Aller au contenu

La Femme de Roland/IX

La bibliothèque libre.
dit Pierre Elzéar
Henry Kistemaeckers (p. 97-114).
◄  VIII
X  ►


IX



Depuis un instant, un nouveau personnage était apparu au fond du jardin.

C’était le vieil Ephrem, qui les regardait, les mains dans ses poches, la pipe aux dents :

— Eh ! eh ! ricanait-il, je parie qu’il en tient toujours pour la petite, le peintre de batailles.

Bientôt Jacques et Suzanne arrivèrent.

Suzanne, dans son enfantine impatience de revoir Stéphane, après avoir conduit l’aveugle jusqu’à la berge de la Seine, avait voulu le ramener presque aussitôt. Roland avait obéi.

Soumis aux moindres caprices de sa femme, il avait repris le chemin de la maison, appuyé à son bras. Et c’eût été, pour qui les eût rencontrés, un singulier contraste que cette fière et douce tête sans regard, à demi éclairée par un mélancolique sourire, à côté de la figure ennuyée et mauvaise de sa compagne.

Dès que Suzanne aperçut le vieux raté :

— Voici M. Ephrem qui vient vous voir, dit-elle à son mari. Je vous laisse avec lui.

— Oui ; va, va, ma pauvre Suzon.

Ephrem, quand la jeune femme passa devant lui, s’inclina avec un respect exagéré.

Elle ne parut même pas s’apercevoir de sa présence.

— Mazette ! grogna Ephrem.

Et, allant à Jacques :

— Eh bien, mon vieux, comment cela va-t-il ?

— Tu t’es donc décidé à venir ? dit Jacques avec un peu de reproche. Voilà longtemps que tu m’abandonnes. Mais va, je ne t’en veux pas.

Et il tendit la main avec le geste flottant et inquiet de l’aveugle.

Ephrem, les mains dans ses poches, regardait cette main tremblante qui s’agitait dans le vide :

— Qu’est-ce que tu cherches ? Ma main… Ah ! très bien.

Et il prit la main de Jacques :

— Cré nom ! Cela ne doit pas être drôle de n’y pas voir clair.

— Je ne le souhaiterais pas à mon plus mortel ennemi, dit Jacques, s’asseyant, gauchement guidé par Ephrem.

— Tu as raison. Tiens, dit le vieux raté, Bouguereau lui-même, l’infâme Bouguereau se serait trouvé là, devant moi, encore en bas âge…, je n’aurais eu qu’un mot à dire pour l’installer sur le pont des Arts avec un caniche et une clarinette…, eh bien ! vrai, j’aurais peut-être hésité.

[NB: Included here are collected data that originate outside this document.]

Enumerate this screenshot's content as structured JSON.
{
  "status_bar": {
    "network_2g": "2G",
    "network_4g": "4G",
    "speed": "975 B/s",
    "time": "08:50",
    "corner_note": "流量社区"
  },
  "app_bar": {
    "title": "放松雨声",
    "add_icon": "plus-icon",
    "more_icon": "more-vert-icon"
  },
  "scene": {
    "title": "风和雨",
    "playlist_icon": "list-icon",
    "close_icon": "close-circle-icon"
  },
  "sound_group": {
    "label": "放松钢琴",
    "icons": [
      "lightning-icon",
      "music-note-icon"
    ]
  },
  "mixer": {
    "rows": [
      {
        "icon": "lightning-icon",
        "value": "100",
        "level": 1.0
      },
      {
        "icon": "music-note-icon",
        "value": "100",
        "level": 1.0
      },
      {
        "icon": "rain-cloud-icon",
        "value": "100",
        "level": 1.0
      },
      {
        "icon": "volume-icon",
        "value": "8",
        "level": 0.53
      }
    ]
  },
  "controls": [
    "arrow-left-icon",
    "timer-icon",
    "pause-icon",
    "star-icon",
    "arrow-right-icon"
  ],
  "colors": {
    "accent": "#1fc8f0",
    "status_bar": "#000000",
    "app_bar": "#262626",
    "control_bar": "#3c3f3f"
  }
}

Et pourtant cela nous eût épargné ces toiles idiotes qui font la gloire de l’Institut et la honte de l’art contemporain.

— Tu es sévère, dit Jacques en souriant.

— Oh ! je sais, tu es l’indulgence même, toi ; tu trouverais du talent à Compte-Calix. Mais moi, vois-tu, je suis un homme de principes. En politique, je suis conservateur ; mais en art, je suis radical. Comme je le disais l’autre jour à Carolus…

— Carolus, murmura Jacques. Encore un qui ne m’a pas donné signe de vie. On ne pense plus à moi, à Paris, n’est-ce pas ? Les amis m’oublient.

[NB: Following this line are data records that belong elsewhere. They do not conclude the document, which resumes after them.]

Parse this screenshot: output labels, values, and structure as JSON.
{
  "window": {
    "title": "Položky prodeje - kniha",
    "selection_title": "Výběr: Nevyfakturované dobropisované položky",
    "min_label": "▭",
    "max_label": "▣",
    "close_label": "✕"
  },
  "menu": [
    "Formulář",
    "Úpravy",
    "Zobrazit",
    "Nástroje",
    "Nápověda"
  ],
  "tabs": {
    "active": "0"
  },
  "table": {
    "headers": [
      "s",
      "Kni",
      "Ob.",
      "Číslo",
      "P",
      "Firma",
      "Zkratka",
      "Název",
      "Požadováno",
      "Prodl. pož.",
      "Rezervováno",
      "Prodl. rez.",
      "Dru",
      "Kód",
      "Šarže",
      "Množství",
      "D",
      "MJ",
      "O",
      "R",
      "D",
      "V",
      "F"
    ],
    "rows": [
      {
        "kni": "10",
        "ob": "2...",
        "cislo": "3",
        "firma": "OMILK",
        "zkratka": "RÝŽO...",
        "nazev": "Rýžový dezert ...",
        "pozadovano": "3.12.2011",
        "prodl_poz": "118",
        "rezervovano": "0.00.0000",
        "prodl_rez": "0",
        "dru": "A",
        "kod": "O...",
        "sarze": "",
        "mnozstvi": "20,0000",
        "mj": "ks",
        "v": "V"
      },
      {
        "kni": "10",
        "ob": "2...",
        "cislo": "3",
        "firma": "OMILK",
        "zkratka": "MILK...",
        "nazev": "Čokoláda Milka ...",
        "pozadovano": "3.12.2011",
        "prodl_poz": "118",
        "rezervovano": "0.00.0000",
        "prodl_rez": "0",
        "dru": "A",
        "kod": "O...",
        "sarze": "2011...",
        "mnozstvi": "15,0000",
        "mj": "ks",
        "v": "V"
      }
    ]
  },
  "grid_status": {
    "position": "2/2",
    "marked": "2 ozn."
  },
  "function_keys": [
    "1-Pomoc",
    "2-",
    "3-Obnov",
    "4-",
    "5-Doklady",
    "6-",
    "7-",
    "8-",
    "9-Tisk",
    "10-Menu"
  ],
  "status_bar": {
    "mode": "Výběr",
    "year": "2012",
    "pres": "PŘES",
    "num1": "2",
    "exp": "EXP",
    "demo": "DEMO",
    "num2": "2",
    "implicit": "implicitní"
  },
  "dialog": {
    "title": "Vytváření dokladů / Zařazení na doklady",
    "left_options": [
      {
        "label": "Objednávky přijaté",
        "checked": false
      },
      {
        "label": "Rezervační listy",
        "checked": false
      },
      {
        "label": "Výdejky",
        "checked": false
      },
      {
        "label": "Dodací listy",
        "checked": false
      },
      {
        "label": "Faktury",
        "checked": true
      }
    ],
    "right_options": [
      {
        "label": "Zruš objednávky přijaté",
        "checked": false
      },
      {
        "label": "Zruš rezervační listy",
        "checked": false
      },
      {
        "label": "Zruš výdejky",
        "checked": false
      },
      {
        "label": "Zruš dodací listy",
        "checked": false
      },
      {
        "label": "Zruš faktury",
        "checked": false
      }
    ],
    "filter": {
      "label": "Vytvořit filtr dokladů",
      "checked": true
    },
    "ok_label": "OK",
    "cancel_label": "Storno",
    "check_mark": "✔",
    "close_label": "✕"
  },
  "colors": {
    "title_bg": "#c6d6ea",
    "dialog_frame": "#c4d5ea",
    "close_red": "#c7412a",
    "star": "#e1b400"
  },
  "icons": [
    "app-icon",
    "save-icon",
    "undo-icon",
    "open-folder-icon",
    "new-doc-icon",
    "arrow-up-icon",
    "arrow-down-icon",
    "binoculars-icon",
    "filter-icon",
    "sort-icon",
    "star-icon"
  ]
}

— Peste ! dit Ephrem, appuyé au tronc d’un marronnier, je t’engage à te plaindre… On ne s’est occupé que de toi pendant huit jours… « Quoi ! ce pauvre Jacques Roland ? — Mon Dieu, oui ! — Quel dommage ! » Jamais tu n’avais eu autant de talent, autant d’esprit. On citait tes mots, quoique tu n’en fasses guère. On s’attendrissait sur toi et encore plus sur ta petite femme. Le lendemain de ton accident — tu as peut-être su cela — il y avait une première à la Renaissance. Dans les entr’actes, on ne parlait que de toi. Même le directeur était contrarié, parce que cela détournait l’attention de la pièce nouvelle.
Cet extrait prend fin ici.